Seeing is Believing (or Visual Learning and revision techniques for the Visual-Spatial Learner)

With exam season looming, it is time to help your child plan their revision schedule, and it is important to consider your child’s natural learning style when you do this so that you can use revision techniques that work best for them. While all children will benefit from the general tips contained in our free Guide to Exam day, there are also specific techniques that you can use depending on your child’s particular style of learning.

Visual-spatial learners, for example, can find it difficult to recall facts from a plain written text, or if they have only heard a verbal explanation, but they can more easily make sense of information presented to them in a more visually-stimulating way, such as using images, graphics and charts.

This is because they are generally more able to remember things that they have seen rather than heard or read because they tend to think in pictures rather than in words. They also learn holistically, rather than sequentially. This means that they can easily see the big picture, or grasp the overall concept, but may miss some of the details.

One technique that can be particularly useful for visual learners is the creation of a mind map, a diagram that is used to visually organise information. This can be ordered around a single concept, which is usually drawn as an image in the centre of a blank page. Associated ideas (represented as images or words) are then added to this. Major ideas are connected directly to the central concept and other ideas branch out from those images. Mind maps can be drawn quickly by hand as a study aid or even used as a way to take notes during a class or lecture.

Concept mapping is another method of visually organising information and can be useful during revision. It is more structured, with a key concept placed at the top of the map and more specific related concepts arranged hierarchically below. This can be a good way of organising knowledge around a core topic so that the details are easier to recall later.  

Using techniques such as diagramming sentences, which is a way of visually representing how the different parts of a sentence fit together, can also be useful as it provides a strong image of how sentence structure works.

Children who are visual learners may benefit from using highlighter pens to colour-code study notes according to theme or topic, especially as visual learners tend to respond well to organising ideas by colour.

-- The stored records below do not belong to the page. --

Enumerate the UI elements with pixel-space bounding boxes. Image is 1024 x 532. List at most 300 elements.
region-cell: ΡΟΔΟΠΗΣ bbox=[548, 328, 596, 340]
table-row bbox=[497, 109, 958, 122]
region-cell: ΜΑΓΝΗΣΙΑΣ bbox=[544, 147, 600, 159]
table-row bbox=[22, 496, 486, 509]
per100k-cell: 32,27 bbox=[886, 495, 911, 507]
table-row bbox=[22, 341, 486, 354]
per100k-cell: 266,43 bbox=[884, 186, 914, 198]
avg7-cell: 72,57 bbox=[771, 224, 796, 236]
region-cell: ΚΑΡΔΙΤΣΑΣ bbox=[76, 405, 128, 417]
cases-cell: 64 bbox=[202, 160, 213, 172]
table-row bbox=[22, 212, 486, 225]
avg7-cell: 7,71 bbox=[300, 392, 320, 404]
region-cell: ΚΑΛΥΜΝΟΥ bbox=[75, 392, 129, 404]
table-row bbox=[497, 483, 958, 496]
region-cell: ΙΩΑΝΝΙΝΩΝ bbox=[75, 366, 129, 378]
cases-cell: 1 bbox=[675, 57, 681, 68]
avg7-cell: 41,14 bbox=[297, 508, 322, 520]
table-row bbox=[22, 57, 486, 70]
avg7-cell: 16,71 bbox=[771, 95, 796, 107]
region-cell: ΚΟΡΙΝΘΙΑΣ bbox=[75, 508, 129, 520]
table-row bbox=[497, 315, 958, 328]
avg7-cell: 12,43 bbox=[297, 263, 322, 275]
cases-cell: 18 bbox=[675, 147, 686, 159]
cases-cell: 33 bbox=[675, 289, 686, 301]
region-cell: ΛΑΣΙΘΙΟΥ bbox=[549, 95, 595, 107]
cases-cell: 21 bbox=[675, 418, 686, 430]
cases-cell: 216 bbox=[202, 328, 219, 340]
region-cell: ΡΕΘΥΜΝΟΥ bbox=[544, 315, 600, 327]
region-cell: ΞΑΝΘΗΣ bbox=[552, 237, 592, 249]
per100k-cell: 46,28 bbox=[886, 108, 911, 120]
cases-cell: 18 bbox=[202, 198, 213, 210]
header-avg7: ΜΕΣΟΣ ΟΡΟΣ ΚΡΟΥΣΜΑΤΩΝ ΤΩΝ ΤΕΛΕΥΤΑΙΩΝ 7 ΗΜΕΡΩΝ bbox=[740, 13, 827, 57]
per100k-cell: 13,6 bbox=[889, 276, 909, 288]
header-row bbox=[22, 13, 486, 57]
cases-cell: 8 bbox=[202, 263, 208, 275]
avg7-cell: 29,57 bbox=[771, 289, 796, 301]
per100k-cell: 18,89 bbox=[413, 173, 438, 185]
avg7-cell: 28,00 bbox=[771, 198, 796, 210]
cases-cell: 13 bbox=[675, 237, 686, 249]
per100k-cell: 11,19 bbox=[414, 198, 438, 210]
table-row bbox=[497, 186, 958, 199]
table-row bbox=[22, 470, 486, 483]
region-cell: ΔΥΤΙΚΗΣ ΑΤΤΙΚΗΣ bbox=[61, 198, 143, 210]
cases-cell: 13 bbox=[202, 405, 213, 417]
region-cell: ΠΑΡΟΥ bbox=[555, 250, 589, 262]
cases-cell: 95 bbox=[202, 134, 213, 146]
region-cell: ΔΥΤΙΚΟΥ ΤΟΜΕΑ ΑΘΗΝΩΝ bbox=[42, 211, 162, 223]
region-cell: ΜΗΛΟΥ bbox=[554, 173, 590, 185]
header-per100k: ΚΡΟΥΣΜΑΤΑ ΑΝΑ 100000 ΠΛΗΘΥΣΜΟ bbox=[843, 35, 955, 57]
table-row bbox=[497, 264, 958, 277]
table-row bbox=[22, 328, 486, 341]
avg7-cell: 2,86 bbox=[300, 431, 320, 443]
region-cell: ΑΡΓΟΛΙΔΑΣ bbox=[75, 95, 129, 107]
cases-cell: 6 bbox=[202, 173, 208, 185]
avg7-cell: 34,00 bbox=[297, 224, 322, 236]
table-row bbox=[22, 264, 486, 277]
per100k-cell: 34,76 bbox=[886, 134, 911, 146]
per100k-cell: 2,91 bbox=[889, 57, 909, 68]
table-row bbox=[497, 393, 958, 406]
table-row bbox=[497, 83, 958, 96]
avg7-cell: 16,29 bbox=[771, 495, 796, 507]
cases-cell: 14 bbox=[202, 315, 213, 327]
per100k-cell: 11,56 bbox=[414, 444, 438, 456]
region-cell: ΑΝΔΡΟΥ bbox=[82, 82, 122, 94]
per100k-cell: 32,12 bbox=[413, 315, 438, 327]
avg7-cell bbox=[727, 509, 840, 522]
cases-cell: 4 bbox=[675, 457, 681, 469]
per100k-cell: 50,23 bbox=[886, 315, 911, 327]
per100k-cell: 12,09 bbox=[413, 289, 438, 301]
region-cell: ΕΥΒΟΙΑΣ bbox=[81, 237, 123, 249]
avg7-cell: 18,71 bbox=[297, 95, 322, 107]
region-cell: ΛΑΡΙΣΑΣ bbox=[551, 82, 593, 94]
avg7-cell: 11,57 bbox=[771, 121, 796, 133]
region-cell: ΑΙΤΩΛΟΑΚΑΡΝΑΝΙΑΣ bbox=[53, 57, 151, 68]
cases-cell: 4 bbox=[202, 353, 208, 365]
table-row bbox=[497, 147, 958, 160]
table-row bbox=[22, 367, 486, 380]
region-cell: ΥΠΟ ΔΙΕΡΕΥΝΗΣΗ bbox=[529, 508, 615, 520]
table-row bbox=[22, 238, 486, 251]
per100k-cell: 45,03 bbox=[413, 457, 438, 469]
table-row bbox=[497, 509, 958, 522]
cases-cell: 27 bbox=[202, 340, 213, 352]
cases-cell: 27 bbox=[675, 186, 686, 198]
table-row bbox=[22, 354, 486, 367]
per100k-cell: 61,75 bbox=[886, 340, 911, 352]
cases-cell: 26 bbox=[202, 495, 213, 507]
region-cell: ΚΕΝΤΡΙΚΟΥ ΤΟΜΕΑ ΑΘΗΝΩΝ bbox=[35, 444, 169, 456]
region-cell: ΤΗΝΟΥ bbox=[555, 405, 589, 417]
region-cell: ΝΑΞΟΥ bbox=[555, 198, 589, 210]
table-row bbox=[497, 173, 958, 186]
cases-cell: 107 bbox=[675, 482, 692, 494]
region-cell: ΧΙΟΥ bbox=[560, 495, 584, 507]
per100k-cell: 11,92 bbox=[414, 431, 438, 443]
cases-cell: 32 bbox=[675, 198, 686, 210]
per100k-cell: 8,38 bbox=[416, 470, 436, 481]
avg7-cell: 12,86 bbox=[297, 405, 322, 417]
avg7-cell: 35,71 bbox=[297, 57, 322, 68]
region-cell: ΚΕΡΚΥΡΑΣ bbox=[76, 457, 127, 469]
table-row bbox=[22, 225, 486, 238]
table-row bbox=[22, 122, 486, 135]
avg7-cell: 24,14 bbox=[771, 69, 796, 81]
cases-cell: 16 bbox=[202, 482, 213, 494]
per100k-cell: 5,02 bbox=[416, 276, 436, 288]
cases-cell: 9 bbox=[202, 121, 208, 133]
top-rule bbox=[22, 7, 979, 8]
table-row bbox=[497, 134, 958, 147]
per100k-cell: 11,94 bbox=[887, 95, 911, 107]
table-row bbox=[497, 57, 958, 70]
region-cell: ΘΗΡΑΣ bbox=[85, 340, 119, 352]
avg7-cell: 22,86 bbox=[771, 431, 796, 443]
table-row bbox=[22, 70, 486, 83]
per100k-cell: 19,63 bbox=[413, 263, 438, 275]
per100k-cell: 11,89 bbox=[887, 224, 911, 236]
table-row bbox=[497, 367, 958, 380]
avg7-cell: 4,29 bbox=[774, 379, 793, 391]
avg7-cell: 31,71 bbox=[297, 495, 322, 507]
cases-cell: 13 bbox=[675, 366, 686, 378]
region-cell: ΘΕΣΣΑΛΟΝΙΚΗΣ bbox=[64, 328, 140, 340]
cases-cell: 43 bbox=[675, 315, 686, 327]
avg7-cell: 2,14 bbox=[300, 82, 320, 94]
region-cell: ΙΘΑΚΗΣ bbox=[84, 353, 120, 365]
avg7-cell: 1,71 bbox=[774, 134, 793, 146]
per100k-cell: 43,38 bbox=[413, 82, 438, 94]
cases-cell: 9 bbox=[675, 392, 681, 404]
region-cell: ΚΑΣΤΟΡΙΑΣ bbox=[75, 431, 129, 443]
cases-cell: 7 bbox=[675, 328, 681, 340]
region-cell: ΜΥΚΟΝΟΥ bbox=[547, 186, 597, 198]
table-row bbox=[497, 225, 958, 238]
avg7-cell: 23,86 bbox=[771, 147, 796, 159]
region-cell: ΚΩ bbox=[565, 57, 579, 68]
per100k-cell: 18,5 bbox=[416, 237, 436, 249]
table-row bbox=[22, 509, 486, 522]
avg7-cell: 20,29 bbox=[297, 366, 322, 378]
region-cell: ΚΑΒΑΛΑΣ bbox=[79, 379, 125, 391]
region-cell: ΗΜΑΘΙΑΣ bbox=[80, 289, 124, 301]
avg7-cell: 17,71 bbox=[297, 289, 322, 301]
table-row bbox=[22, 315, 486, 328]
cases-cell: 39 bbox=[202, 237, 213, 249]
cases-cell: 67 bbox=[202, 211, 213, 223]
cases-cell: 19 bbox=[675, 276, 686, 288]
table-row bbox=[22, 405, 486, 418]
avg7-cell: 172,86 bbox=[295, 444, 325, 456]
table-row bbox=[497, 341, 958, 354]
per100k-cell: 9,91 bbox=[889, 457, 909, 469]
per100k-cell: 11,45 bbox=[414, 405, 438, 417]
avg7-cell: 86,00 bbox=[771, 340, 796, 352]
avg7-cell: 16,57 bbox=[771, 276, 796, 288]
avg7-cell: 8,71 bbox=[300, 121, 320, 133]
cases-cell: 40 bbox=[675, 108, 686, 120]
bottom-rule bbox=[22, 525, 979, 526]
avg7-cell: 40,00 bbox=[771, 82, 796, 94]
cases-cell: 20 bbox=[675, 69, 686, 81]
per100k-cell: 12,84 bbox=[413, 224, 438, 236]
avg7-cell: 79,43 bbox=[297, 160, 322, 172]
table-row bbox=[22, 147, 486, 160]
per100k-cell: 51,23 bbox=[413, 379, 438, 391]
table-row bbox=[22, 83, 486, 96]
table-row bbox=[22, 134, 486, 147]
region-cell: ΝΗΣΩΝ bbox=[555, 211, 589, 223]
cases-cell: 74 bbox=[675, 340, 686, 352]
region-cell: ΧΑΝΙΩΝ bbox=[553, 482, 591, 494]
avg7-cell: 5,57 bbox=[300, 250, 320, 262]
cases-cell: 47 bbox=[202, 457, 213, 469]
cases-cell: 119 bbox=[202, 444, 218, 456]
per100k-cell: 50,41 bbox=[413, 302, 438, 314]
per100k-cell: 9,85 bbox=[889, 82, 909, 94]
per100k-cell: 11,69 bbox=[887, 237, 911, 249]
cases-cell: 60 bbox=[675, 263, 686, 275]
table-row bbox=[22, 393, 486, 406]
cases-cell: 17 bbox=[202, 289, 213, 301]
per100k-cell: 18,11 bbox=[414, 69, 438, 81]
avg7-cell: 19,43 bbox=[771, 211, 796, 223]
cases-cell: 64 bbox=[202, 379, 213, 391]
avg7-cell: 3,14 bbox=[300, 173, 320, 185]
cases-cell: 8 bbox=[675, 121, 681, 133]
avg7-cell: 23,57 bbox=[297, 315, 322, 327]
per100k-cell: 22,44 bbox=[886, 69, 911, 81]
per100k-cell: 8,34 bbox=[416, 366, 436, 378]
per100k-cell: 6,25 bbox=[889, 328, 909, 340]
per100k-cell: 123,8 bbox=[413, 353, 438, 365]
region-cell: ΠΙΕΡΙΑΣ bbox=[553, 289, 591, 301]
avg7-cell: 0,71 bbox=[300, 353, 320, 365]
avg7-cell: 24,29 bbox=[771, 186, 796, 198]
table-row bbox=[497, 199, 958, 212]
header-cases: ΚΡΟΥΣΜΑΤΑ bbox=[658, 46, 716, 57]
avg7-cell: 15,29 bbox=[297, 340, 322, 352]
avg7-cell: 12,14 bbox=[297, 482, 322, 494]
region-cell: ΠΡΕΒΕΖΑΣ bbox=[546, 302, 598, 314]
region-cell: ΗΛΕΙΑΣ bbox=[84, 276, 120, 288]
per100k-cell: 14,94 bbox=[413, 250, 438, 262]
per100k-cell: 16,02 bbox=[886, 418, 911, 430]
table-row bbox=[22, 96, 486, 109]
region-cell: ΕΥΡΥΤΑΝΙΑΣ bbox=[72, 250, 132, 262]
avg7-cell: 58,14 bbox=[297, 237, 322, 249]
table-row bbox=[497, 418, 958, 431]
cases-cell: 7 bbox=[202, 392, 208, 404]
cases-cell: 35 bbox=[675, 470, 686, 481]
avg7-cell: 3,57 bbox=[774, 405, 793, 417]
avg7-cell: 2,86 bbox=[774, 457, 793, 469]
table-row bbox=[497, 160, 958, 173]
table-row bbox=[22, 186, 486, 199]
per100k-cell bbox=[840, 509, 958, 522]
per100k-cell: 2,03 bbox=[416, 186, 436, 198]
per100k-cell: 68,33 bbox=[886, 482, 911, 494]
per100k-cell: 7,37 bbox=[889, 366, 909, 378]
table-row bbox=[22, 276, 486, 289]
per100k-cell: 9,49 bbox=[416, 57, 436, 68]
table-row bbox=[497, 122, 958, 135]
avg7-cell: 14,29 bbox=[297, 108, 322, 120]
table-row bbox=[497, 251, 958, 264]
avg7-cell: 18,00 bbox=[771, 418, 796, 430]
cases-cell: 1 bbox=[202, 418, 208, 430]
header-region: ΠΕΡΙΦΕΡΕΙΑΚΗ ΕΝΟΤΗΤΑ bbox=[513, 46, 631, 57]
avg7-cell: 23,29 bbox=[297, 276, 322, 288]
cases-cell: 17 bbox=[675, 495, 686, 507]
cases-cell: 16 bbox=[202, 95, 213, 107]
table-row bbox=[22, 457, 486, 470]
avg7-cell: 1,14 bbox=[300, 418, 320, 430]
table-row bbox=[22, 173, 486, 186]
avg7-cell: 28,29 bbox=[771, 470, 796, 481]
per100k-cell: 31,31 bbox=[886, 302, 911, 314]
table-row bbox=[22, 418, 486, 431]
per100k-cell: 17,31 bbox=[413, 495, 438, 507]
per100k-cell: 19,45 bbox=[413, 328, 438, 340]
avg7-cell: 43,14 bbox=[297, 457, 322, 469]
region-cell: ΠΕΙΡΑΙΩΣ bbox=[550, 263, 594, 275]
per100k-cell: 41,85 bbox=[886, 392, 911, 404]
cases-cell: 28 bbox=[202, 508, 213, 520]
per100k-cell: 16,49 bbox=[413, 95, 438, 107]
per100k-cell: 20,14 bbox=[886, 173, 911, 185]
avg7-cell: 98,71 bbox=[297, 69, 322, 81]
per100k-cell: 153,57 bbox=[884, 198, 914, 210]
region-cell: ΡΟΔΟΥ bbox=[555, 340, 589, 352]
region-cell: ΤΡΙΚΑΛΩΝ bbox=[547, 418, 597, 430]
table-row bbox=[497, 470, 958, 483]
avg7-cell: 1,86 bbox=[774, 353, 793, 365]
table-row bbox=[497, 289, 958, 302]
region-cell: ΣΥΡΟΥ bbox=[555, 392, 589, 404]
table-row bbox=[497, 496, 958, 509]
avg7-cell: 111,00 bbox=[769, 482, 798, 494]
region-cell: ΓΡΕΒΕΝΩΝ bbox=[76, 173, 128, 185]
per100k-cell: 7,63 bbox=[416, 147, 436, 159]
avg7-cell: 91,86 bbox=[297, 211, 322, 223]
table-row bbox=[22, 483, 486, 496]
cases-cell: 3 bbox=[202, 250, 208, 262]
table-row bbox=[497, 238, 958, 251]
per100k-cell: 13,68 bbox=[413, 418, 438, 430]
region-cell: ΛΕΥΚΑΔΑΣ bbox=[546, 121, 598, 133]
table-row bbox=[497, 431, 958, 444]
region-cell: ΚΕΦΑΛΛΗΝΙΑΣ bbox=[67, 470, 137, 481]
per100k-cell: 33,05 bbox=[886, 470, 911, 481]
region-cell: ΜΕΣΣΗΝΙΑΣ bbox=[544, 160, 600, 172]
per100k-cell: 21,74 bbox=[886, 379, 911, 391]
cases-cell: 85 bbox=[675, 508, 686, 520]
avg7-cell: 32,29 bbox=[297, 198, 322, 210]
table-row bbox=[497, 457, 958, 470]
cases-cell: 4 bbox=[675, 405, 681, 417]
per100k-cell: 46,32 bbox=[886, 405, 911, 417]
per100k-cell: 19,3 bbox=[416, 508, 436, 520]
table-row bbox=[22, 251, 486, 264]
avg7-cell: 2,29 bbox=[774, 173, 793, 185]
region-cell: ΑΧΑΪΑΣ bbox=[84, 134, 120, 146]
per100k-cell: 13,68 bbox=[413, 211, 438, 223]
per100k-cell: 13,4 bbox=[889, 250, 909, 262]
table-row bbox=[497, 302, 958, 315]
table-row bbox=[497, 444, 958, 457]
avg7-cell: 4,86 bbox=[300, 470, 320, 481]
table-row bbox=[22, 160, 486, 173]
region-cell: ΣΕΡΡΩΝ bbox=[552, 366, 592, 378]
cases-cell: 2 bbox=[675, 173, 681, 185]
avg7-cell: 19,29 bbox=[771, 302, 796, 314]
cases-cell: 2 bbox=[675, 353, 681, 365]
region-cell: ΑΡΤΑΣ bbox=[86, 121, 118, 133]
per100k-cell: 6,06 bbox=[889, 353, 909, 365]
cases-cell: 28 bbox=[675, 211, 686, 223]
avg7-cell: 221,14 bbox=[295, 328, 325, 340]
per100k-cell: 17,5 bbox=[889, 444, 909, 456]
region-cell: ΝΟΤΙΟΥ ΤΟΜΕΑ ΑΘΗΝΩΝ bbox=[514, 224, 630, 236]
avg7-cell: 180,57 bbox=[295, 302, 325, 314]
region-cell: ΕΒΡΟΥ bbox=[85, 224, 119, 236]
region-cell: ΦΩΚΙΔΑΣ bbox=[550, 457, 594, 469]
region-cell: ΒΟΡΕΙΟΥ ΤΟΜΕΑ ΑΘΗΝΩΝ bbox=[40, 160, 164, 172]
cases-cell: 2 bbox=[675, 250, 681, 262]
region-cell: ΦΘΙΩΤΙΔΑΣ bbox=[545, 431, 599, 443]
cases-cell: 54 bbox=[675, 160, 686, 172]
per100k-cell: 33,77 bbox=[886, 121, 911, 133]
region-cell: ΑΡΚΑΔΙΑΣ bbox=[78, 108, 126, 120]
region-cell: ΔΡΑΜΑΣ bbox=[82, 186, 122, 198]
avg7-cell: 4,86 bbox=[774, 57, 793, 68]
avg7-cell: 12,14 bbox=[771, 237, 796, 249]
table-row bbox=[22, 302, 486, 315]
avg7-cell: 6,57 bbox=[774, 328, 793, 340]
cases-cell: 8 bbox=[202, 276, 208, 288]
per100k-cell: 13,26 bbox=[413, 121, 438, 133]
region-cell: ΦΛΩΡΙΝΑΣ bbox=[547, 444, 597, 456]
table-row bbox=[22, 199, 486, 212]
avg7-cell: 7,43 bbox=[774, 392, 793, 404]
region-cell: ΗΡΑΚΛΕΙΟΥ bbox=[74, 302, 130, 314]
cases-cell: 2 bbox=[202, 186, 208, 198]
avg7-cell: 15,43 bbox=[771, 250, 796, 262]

Using books or study notes that feature strong images, such as pictures, graphs or charts can also help a visual learner remember the key points better. Flashcards can also be a useful study aid for learning key facts, or using materials that contain colourful memory maps, which can bring a story to life for a visual-spatial learner.

Active activities such as drawing or writing about the subject is also a good way of consolidating learning and children can be encouraged to draw flow charts or create a simple graphic description of key facts. Finally, even watching a video related to a topic can create a useful visual link to the material that the child is learning.